For Gunaratne while the training in India was exciting, being away from Sri Lanka for a year at times became difficult. “I couldn’t understand the language there and everything felt alien to me. Sometimes, I wanted to see my family but I couldn’t. It was a difficult time” she said. According to Gunaratne as expected at first she did feel some fear. “But as training progressed that just wore away” she noted.

However, despite the popular belief that the male-dominated military environment is tough on females, Weerawardana and Gunaratne said they were given a lot of support by the SLAF. “Flying instructions were given by solely male qualified flying instructors but they were always helpful and encouraging,” Weerawardana said. Gunaratne said that this does not mean they were given any preferential treatment just because they were women. “We were treated just as our male counterparts were,” she said.
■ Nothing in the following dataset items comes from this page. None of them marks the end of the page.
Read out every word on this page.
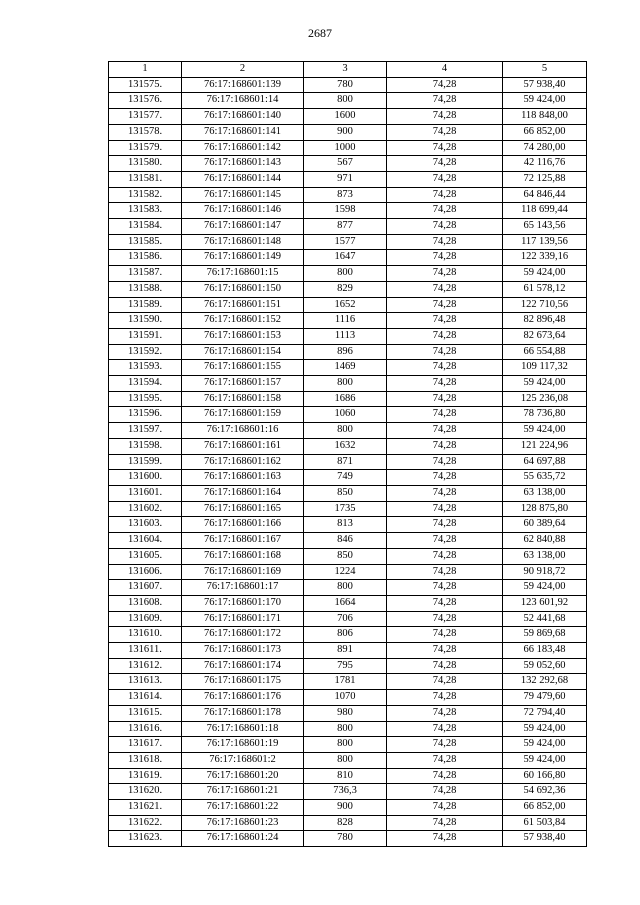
2687
1	2	3	4	5
131575.	76:17:168601:139	780	74,28	57 938,40
131576.	76:17:168601:14	800	74,28	59 424,00
131577.	76:17:168601:140	1600	74,28	118 848,00
131578.	76:17:168601:141	900	74,28	66 852,00
131579.	76:17:168601:142	1000	74,28	74 280,00
131580.	76:17:168601:143	567	74,28	42 116,76
131581.	76:17:168601:144	971	74,28	72 125,88
131582.	76:17:168601:145	873	74,28	64 846,44
131583.	76:17:168601:146	1598	74,28	118 699,44
131584.	76:17:168601:147	877	74,28	65 143,56
131585.	76:17:168601:148	1577	74,28	117 139,56
131586.	76:17:168601:149	1647	74,28	122 339,16
131587.	76:17:168601:15	800	74,28	59 424,00
131588.	76:17:168601:150	829	74,28	61 578,12
131589.	76:17:168601:151	1652	74,28	122 710,56
131590.	76:17:168601:152	1116	74,28	82 896,48
131591.	76:17:168601:153	1113	74,28	82 673,64
131592.	76:17:168601:154	896	74,28	66 554,88
131593.	76:17:168601:155	1469	74,28	109 117,32
131594.	76:17:168601:157	800	74,28	59 424,00
131595.	76:17:168601:158	1686	74,28	125 236,08
131596.	76:17:168601:159	1060	74,28	78 736,80
131597.	76:17:168601:16	800	74,28	59 424,00
131598.	76:17:168601:161	1632	74,28	121 224,96
131599.	76:17:168601:162	871	74,28	64 697,88
131600.	76:17:168601:163	749	74,28	55 635,72
131601.	76:17:168601:164	850	74,28	63 138,00
131602.	76:17:168601:165	1735	74,28	128 875,80
131603.	76:17:168601:166	813	74,28	60 389,64
131604.	76:17:168601:167	846	74,28	62 840,88
131605.	76:17:168601:168	850	74,28	63 138,00
131606.	76:17:168601:169	1224	74,28	90 918,72
131607.	76:17:168601:17	800	74,28	59 424,00
131608.	76:17:168601:170	1664	74,28	123 601,92
131609.	76:17:168601:171	706	74,28	52 441,68
131610.	76:17:168601:172	806	74,28	59 869,68
131611.	76:17:168601:173	891	74,28	66 183,48
131612.	76:17:168601:174	795	74,28	59 052,60
131613.	76:17:168601:175	1781	74,28	132 292,68
131614.	76:17:168601:176	1070	74,28	79 479,60
131615.	76:17:168601:178	980	74,28	72 794,40
131616.	76:17:168601:18	800	74,28	59 424,00
131617.	76:17:168601:19	800	74,28	59 424,00
131618.	76:17:168601:2	800	74,28	59 424,00
131619.	76:17:168601:20	810	74,28	60 166,80
131620.	76:17:168601:21	736,3	74,28	54 692,36
131621.	76:17:168601:22	900	74,28	66 852,00
131622.	76:17:168601:23	828	74,28	61 503,84
131623.	76:17:168601:24	780	74,28	57 938,40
Despite the many trials and tribulations, Weerawardana and Gunaratne are proud of their achievement. “There were many challenges and everything was new, but we made it,” Weerawardana said triumphantly. The duo is now able to fly PC -7 Mk II and Y12 air crafts.

But having taken decades for Sri Lankan females to finally become military pilots, Weerawardana said perhaps it is the reluctance of women to take up such jobs that are holding them back. Gunaratne thinks perhaps the cultural aspects prevent women from seeking non-traditional employment as still some families are reluctant to allow their daughters to join the military. “I hope as the first female SLAF pilots we are able to inspire other women in the country to follow suit,” Weerawardana said. “If they put their minds to it women are able to achieve so much. They should not give up at any point and should pursue their dreams” Gunaratne added.